ANALISIS PENGGUNAAN
GAYA BAHASA PERBANDINGAN PADA CERPEN “JANDA” DALAM MAJALAH MUTIARA
(LANGUAGES COMPARATIVE
ANALYSIS OF THE USE OF FORCE IN THE SHORT STORY "JANDA" IN MUTIARA MAGAZINE)
Oleh/ By:
Ardi Setiyawan
Semester 4A
Prodi PBSI-FPBS-IKIP PGRI Semarang
Jalan Sidodadi
Timur Nomor 24, Semarang
Pos-el:
ardi_setiawan89@yahoo.com
setiyawanardi@rocketmail.com
ABSTRAK
Gaya
bahasa adalah bahasa indah yang digunakan untuk meningkatkan efek dengan jalan
memperkenalkan serta membandingkan suatu benda atau hal tertentu dengan benda
atau hal lain yang lebih umum. Secara singkat penggunaan gaya bahasa tertentu
dapat mengubah serta menimbulkan konotasi tertentu. Supaya komunikasi dapat
efektif, pembicara (penulis) selain harus menghayati apa yang harus
dikemukakannya ia juga harus terampil menggunakannya. Ia bukan harus menguasai
tata bahasanya tetapi juga harus peka terhadap gaya bahasa yang dipilihnya. Dalam
cerpen atau majalah banyak kita jumpai ragam gaya bahasa. Cerpen dalam majalah tidak
hanya sekadar memberikan sebuah informasi, akan tetapi cerpen atau majalah juga
bisa menjadi media pembelajaran gaya bahasa bagi para pembaca. Secara
tidak sadar bahasa yang ada dalam cerpen atau majalah dapat mempengaruhi
tingkat perkembangan bahasa seseorang, khususnya pengetahuan tentang gaya
bahasa. Menyadari pentingnya pemahaman gaya bahasa dalam cerpen atau majalah,
maka penulis mencoba meneliti penggunaan gaya bahasa dalam cerpen, khususnya
gaya bahasa perbandingan pada cerpen Janda dalam majalah Mutiara edisi 334 (10
April-23 April 1985).
Kata kunci: gaya bahasa
perbandingan, bahasa indah, cerita pendek
ABSTRACT
Style of language is a beautiful
language that is used to enhance the effect by introducing and comparing it to
an object or a particular object or anything else that is more common. In brief,
the use of certain language style may change and cause a certain connotation.

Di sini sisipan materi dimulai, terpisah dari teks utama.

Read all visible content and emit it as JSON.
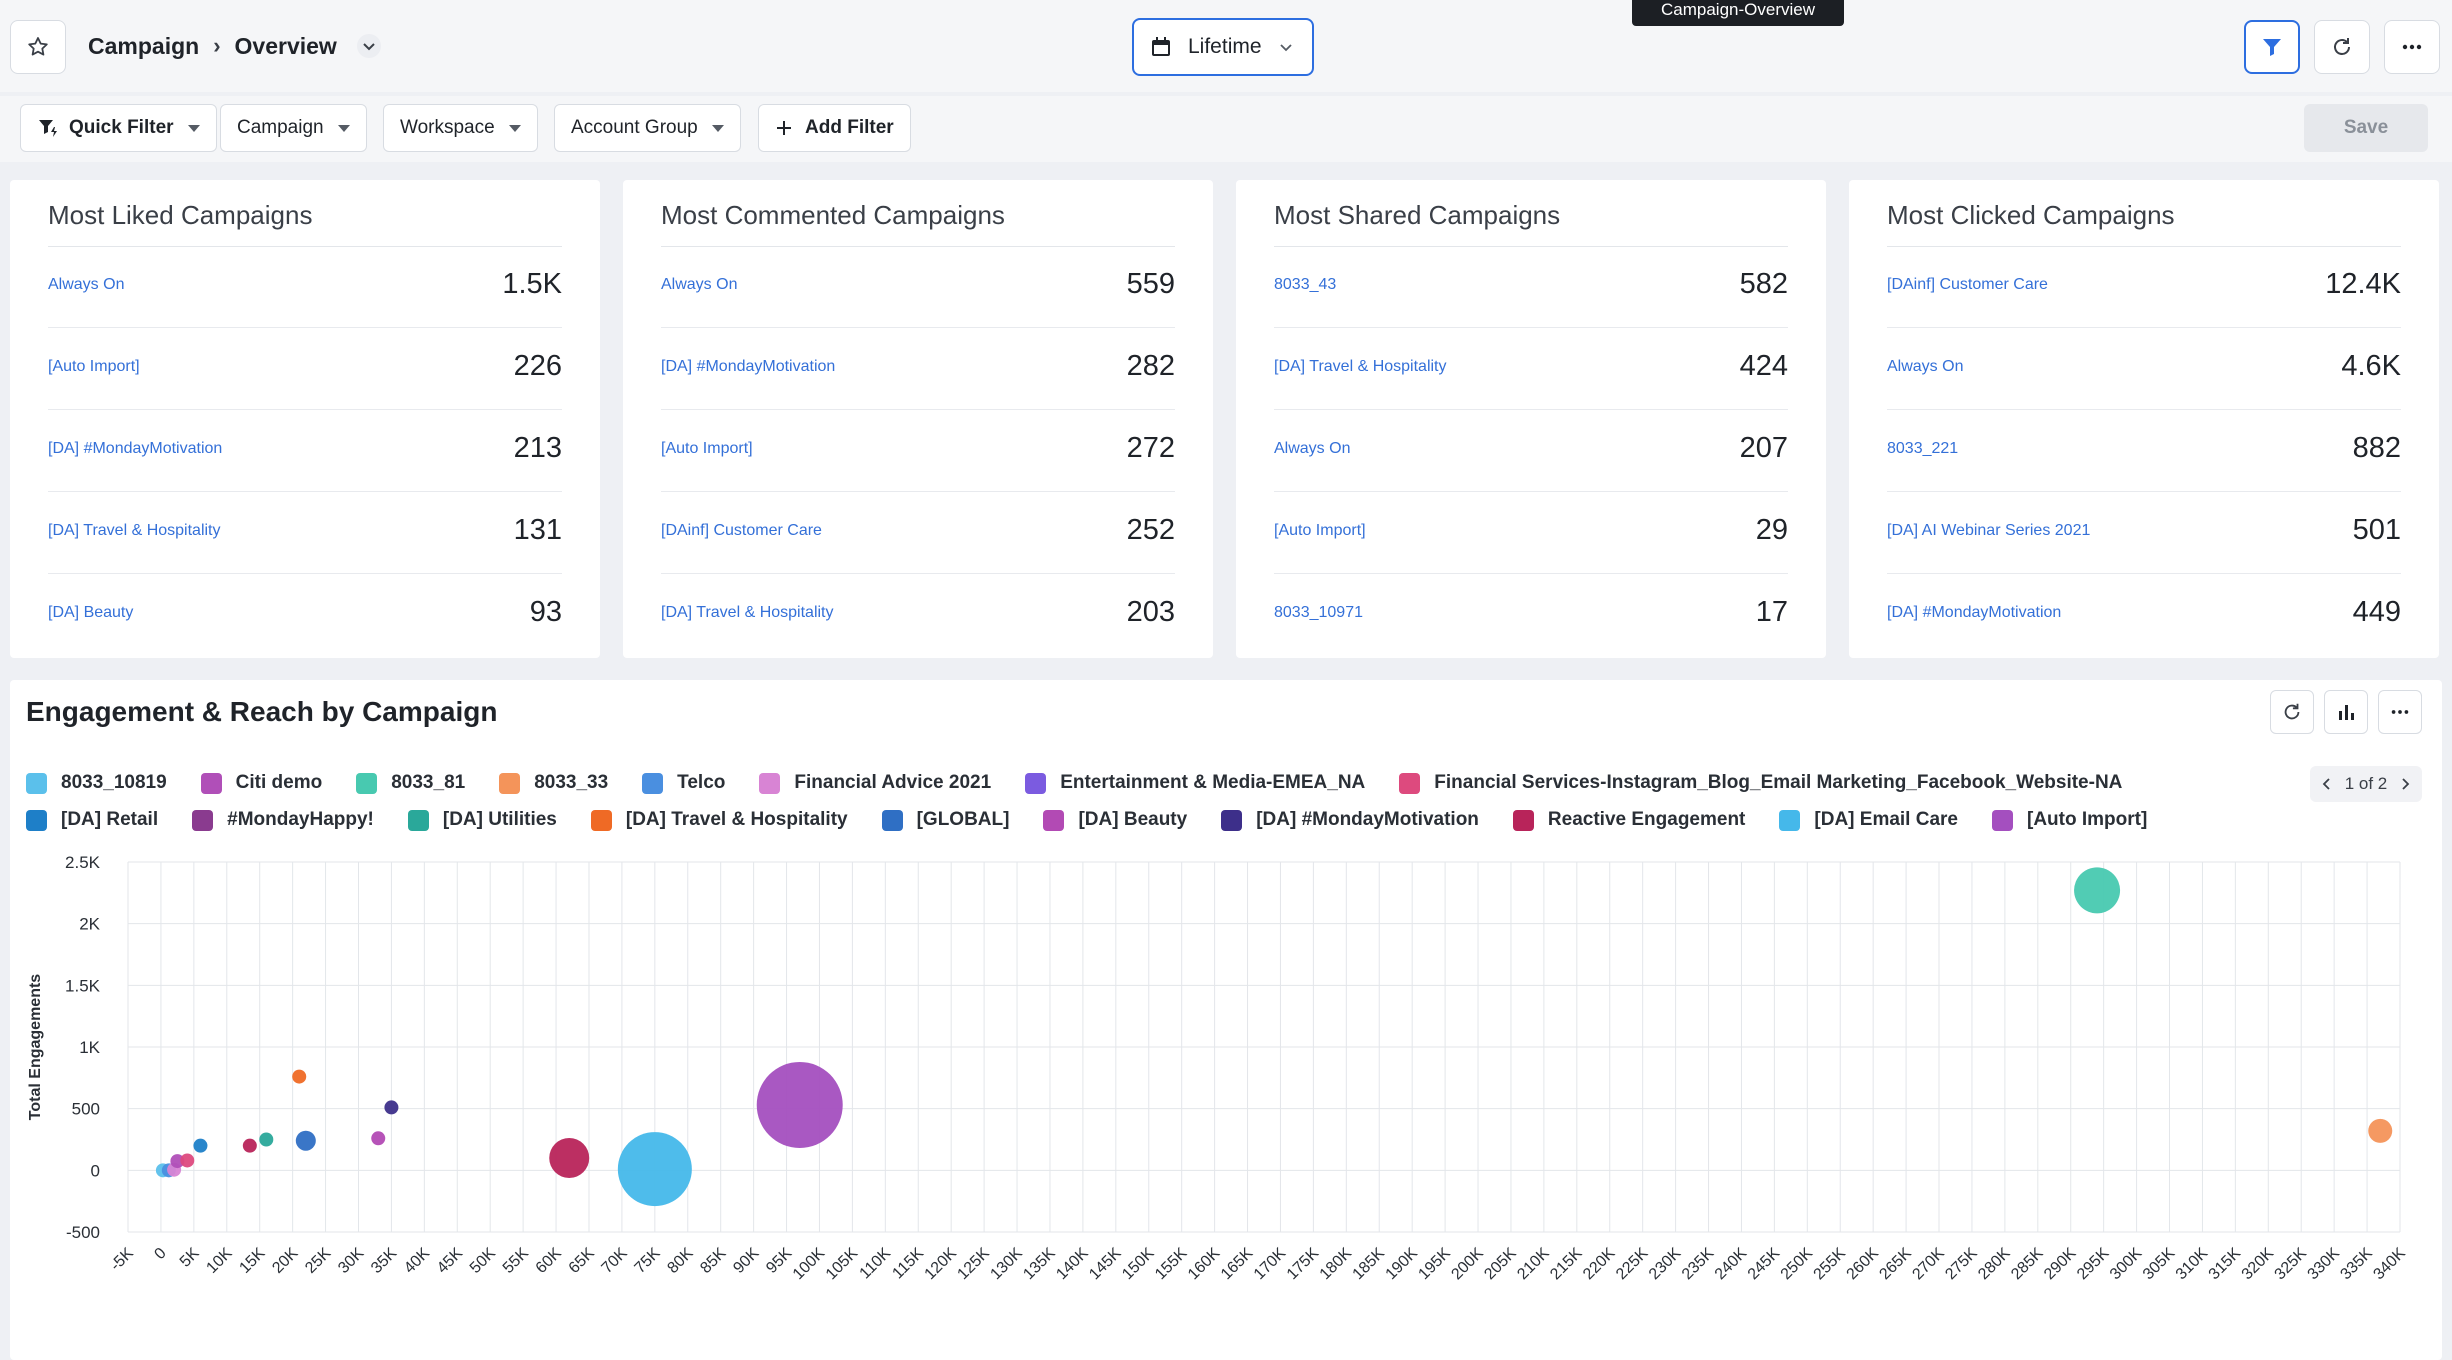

So that communication can be effective, the speaker (writer) but must live up
to what should be put forward it must also be skilled at using it. He is not to
master the grammar, but also be sensitive to the style that is chosen. In a
short story or magazine we have encountered many kinds of style. Short stories
in magazines is not just providing an information, but short stories or
magazine can also be a medium of learning style of language for the readers.
Are not aware of the languages on
the short story or magazine can affect a person's level of language
development, especially knowledge of the language style. Recognizing the
importance of understanding the language style of the short story or magazine,
the author tries to examine the use of style in the story, especially stylistic
comparison of the short stories in Mutiara magazine edition of 334 (10 April-23
April 1985).
Keywords: comparison of style, beautiful language, short
story
1. PENDAHULUAN
Secara singkat dapat dikatakan bahwa “gaya bahasa
adalah cara mengungkapkan pikiran melalui bahasa secara khas yang
memperlihatkan jiwa dan kepribadian penulis (pemakai bahasa). Sebuah gaya
bahasa yang baik harus mengandung tiga unsur berikut: kejujuran, sopan-santun,
dan menarik (Keraf, 1985: 113). Kejujuran dalam bahasa berarti kita mengikuti
aturan-aturan, kaidah-kaidah yang baik dan benar dalam berbahasa.
Pemakaian kata-kata yang kabur dan tak terarah,
serta penggunaan kalimat yang berbelit-belit adalah jalan untuk mengundang
ketidakjujuran. Sedangkan yang dimaksud dengan sopan santun adalah memberi
hormat atau menghormati yang diajak bicara, khususnya pendengar atau pembaca.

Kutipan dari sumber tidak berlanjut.